Born to Run (2016)
The phone rings. Mick Jagger is on the line. I had a teenage daydream about receiving a call like this many years ago, but, no, the Stones do not need an ex-pimply faced front man for the next evening’s show. But it’s THE NEXT BEST THING! They’re playing in Newark, New Jersey, and have decided one extra New Jersey guitar man and voice for “Tumbling Dice” might get some of the local fannies wagging.
By the time I was fifty, I’d met many of my heroes (Sinatra, Dylan, Morrison, McCartney, Orbison) and I’d enjoyed it, though I still gave them a wide berth. They still meant too much to me to surrender my star-struck feelings. And that’s the way I liked it. But the following evening I find myself walking into a brightly lit, busy reception area of a New York rehearsal studio.

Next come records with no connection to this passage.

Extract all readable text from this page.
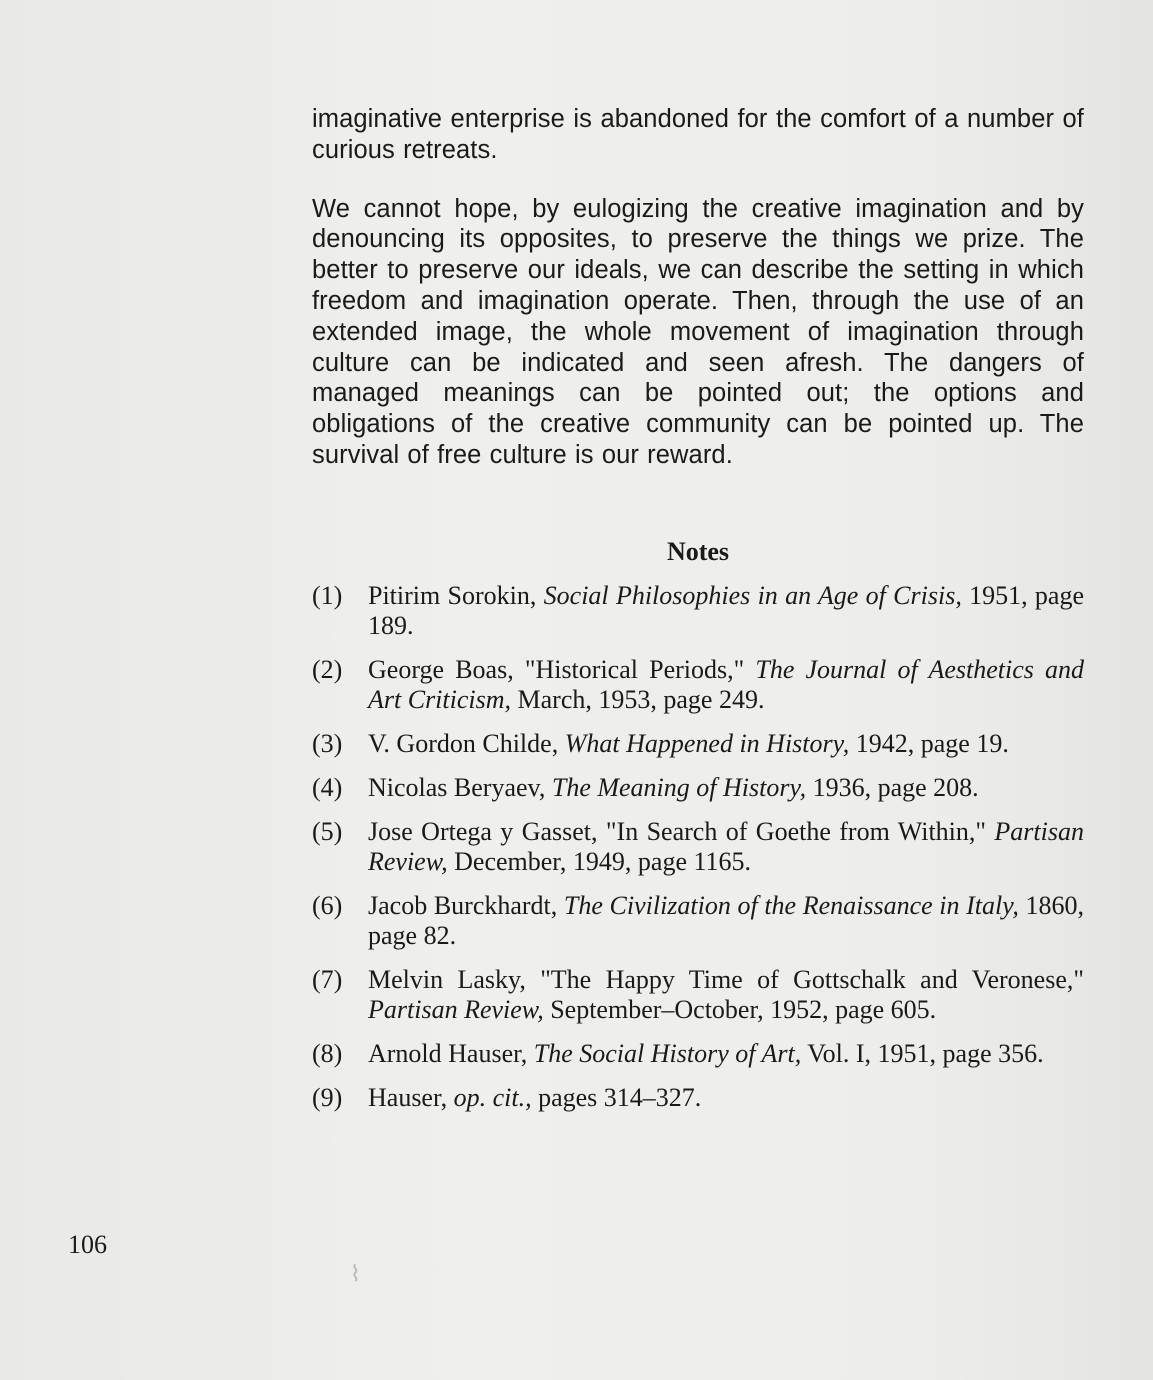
imaginative enterprise is abandoned for the comfort of a number of curious retreats.

We cannot hope, by eulogizing the creative imagination and by denouncing its opposites, to preserve the things we prize. The better to preserve our ideals, we can describe the setting in which freedom and imagination operate. Then, through the use of an extended image, the whole movement of imagination through culture can be indicated and seen afresh. The dangers of managed meanings can be pointed out; the options and obligations of the creative community can be pointed up. The survival of free culture is our reward.

Notes
(1) Pitirim Sorokin, Social Philosophies in an Age of Crisis, 1951, page 189.
(2) George Boas, "Historical Periods," The Journal of Aesthetics and Art Criticism, March, 1953, page 249.
(3) V. Gordon Childe, What Happened in History, 1942, page 19.
(4) Nicolas Beryaev, The Meaning of History, 1936, page 208.
(5) Jose Ortega y Gasset, "In Search of Goethe from Within," Partisan Review, December, 1949, page 1165.
(6) Jacob Burckhardt, The Civilization of the Renaissance in Italy, 1860, page 82.
(7) Melvin Lasky, "The Happy Time of Gottschalk and Veronese," Partisan Review, September–October, 1952, page 605.
(8) Arnold Hauser, The Social History of Art, Vol. I, 1951, page 356.
(9) Hauser, op. cit., pages 314–327.
106
⌇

The girl behind the desk gives me a nod and points to a door. I open the door to a modestly sized room where there’s a band in a tight-knit garage setup against one wall. There are two guitars, bass and drums, and a B3 organ in a corner. The lead singer comes up, giving me a smile that still lights up the entire room. Mick welcomes me to rehearsal. Keith, Ronnie and Charlie (from back behind his drums) follow with warm greetings.

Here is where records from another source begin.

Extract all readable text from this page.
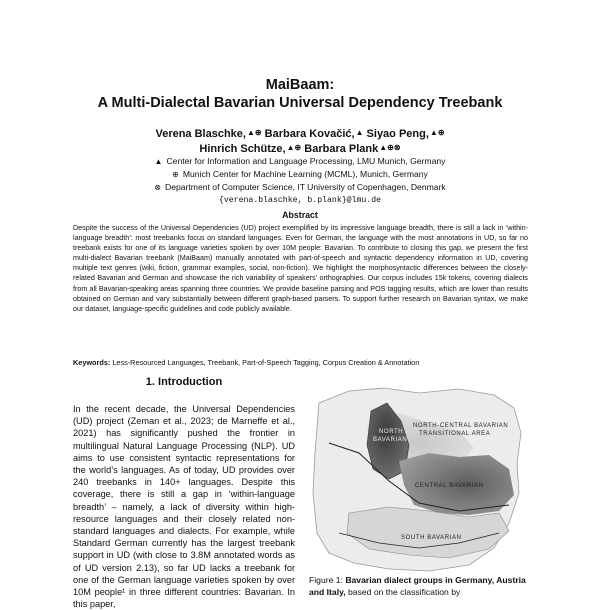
MaiBaam:
A Multi-Dialectal Bavarian Universal Dependency Treebank
Verena Blaschke,▲⊕ Barbara Kovačić,▲ Siyao Peng,▲⊕
Hinrich Schütze,▲⊕ Barbara Plank▲⊕⊗
▲ Center for Information and Language Processing, LMU Munich, Germany
⊕ Munich Center for Machine Learning (MCML), Munich, Germany
⊗ Department of Computer Science, IT University of Copenhagen, Denmark
{verena.blaschke, b.plank}@lmu.de
Abstract
Despite the success of the Universal Dependencies (UD) project exemplified by its impressive language breadth, there is still a lack in ‘within-language breadth’: most treebanks focus on standard languages. Even for German, the language with the most annotations in UD, so far no treebank exists for one of its language varieties spoken by over 10M people: Bavarian. To contribute to closing this gap, we present the first multi-dialect Bavarian treebank (MaiBaam) manually annotated with part-of-speech and syntactic dependency information in UD, covering multiple text genres (wiki, fiction, grammar examples, social, non-fiction). We highlight the morphosyntactic differences between the closely-related Bavarian and German and showcase the rich variability of speakers’ orthographies. Our corpus includes 15k tokens, covering dialects from all Bavarian-speaking areas spanning three countries. We provide baseline parsing and POS tagging results, which are lower than results obtained on German and vary substantially between different graph-based parsers. To support further research on Bavarian syntax, we make our dataset, language-specific guidelines and code publicly available.
Keywords: Less-Resourced Languages, Treebank, Part-of-Speech Tagging, Corpus Creation & Annotation
1. Introduction
In the recent decade, the Universal Dependencies (UD) project (Zeman et al., 2023; de Marneffe et al., 2021) has significantly pushed the frontier in multilingual Natural Language Processing (NLP). UD aims to use consistent syntactic representations for the world’s languages. As of today, UD provides over 240 treebanks in 140+ languages. Despite this coverage, there is still a gap in ‘within-language breadth’ – namely, a lack of diversity within high-resource languages and their closely related non-standard languages and dialects. For example, while Standard German currently has the largest treebank support in UD (with close to 3.8M annotated words as of UD version 2.13), so far UD lacks a treebank for one of the German language varieties spoken by over 10M people¹ in three different countries: Bavarian. In this paper,
NORTH
BAVARIAN
NORTH-CENTRAL BAVARIAN
TRANSITIONAL AREA
CENTRAL BAVARIAN
SOUTH BAVARIAN
Figure 1: Bavarian dialect groups in Germany, Austria and Italy, based on the classification by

They have their small Fender amps, set side by side, in the exact positions in which any band at the Fort Monmouth Teen Club would’ve set up on any empty sixties Saturday night. There are no fancy pedals, no mountain of speakers, just the barebones equipment for making rock music, pure and unchanged. There are few handlers, no entourage, and I am suddenly transported back to the little dining room I rehearsed in daily with the Castiles, except … these are the guys who INVENTED my job! They have been stamped on my heart since the chunking chords of “Not Fade Away” came ripping off the little 45 I bought at Britt’s Department Store in the first strip mall in our area.
After some pleasantries, there are two mike stands alongside one another, a few feet in front of the band. Mick, still all sharp edges and pragmatism, moves to the mike on the left. I take the right as he counts off and Keith, the man whose recorded playing taught me my first guitar solo, slithers into the opening riff of “Tumbling Dice.” I’ve come across many spirit-filled folk in my travels but no one as spectrally beautiful as Keith Richards. Some years ago Patti sang backup for the Stones and on Keith’s first solo record. One night we visited him in the studio. He took Patti’s hand, looked me in the eye and, with great regard for her, said, “Oh … oh … this one.”

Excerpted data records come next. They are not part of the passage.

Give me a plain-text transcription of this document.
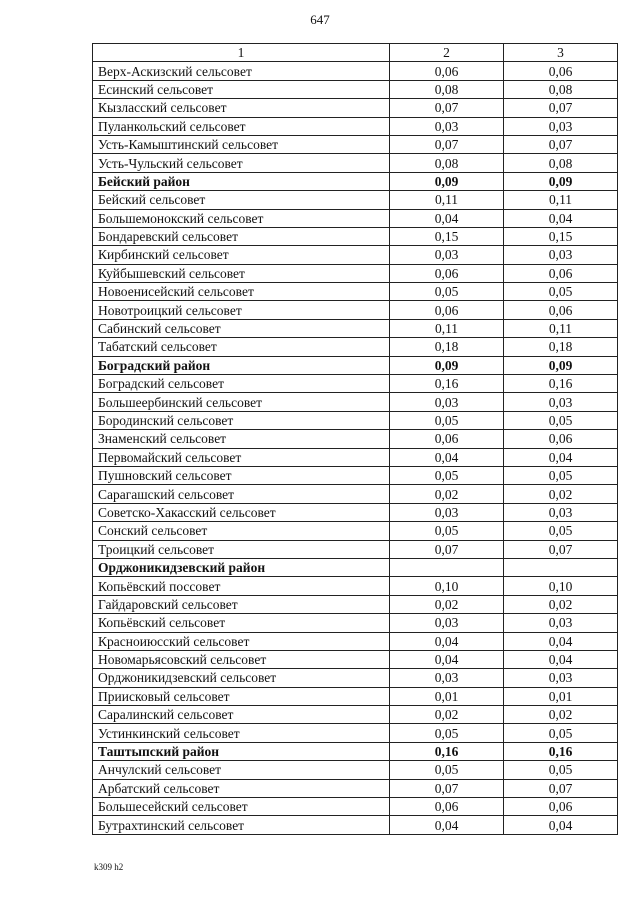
647
1	2	3
Верх-Аскизский сельсовет	0,06	0,06
Есинский сельсовет	0,08	0,08
Кызласский сельсовет	0,07	0,07
Пуланкольский сельсовет	0,03	0,03
Усть-Камыштинский сельсовет	0,07	0,07
Усть-Чульский сельсовет	0,08	0,08
Бейский район	0,09	0,09
Бейский сельсовет	0,11	0,11
Большемонокский сельсовет	0,04	0,04
Бондаревский сельсовет	0,15	0,15
Кирбинский сельсовет	0,03	0,03
Куйбышевский сельсовет	0,06	0,06
Новоенисейский сельсовет	0,05	0,05
Новотроицкий сельсовет	0,06	0,06
Сабинский сельсовет	0,11	0,11
Табатский сельсовет	0,18	0,18
Боградский район	0,09	0,09
Боградский сельсовет	0,16	0,16
Большеербинский сельсовет	0,03	0,03
Бородинский сельсовет	0,05	0,05
Знаменский сельсовет	0,06	0,06
Первомайский сельсовет	0,04	0,04
Пушновский сельсовет	0,05	0,05
Сарагашский сельсовет	0,02	0,02
Советско-Хакасский сельсовет	0,03	0,03
Сонский сельсовет	0,05	0,05
Троицкий сельсовет	0,07	0,07
Орджоникидзевский район		
Копьёвский поссовет	0,10	0,10
Гайдаровский сельсовет	0,02	0,02
Копьёвский сельсовет	0,03	0,03
Красноиюсский сельсовет	0,04	0,04
Новомарьясовский сельсовет	0,04	0,04
Орджоникидзевский сельсовет	0,03	0,03
Приисковый сельсовет	0,01	0,01
Саралинский сельсовет	0,02	0,02
Устинкинский сельсовет	0,05	0,05
Таштыпский район	0,16	0,16
Анчулский сельсовет	0,05	0,05
Арбатский сельсовет	0,07	0,07
Большесейский сельсовет	0,06	0,06
Бутрахтинский сельсовет	0,04	0,04
k309 h2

From my left, in the voice that’s wet millions of knickers comes “Women think I’m tasty, but they’re always trying to waste me” … I’m pretending to be a peer but it’s not easy. Inside I’m reeling as Mick motions to me to take the second verse. It feels good. It’s within the meat of my voice, and if I can’t swing “Tumbling Dice” I should go back to my broom handle and my mirror.
A great group is always about chemistry. Up close the chemistry amongst these players is unique. Keith’s guitar plays off of Charlie’s drums, creating a swing that puts the roll back into the rock. This is the last of the rock ’n’ roll bands. Combine that with the most underrated songbook in rock history and the Stones have always stood heads above their competition. Still do.
I’m having so much fun and I can’t let anyone know! “You got to roll me … You got to roll me …” Mick and I are trading lines in the coda back and forth like a couple of white Sam and Daves, then it’s over. Mick says, “That was great.”
We played it exactly one time.
I went home. On the way home I kept thinking, “I GOTTA CALL STEVE! He will completely, one hundred percent, full-tilt, rock ’n’ roll crazy understand.” He did.
The next night we did it for twenty thousand thunderstruck New Jerseyans in Newark. It was a thrill but it didn’t have the mystic kick of the night before, when I got to sit in, in that little room with just those four guys, the GREATEST GARAGE BAND IN THE WORLD, in my small piece of rock ’n’ roll heaven.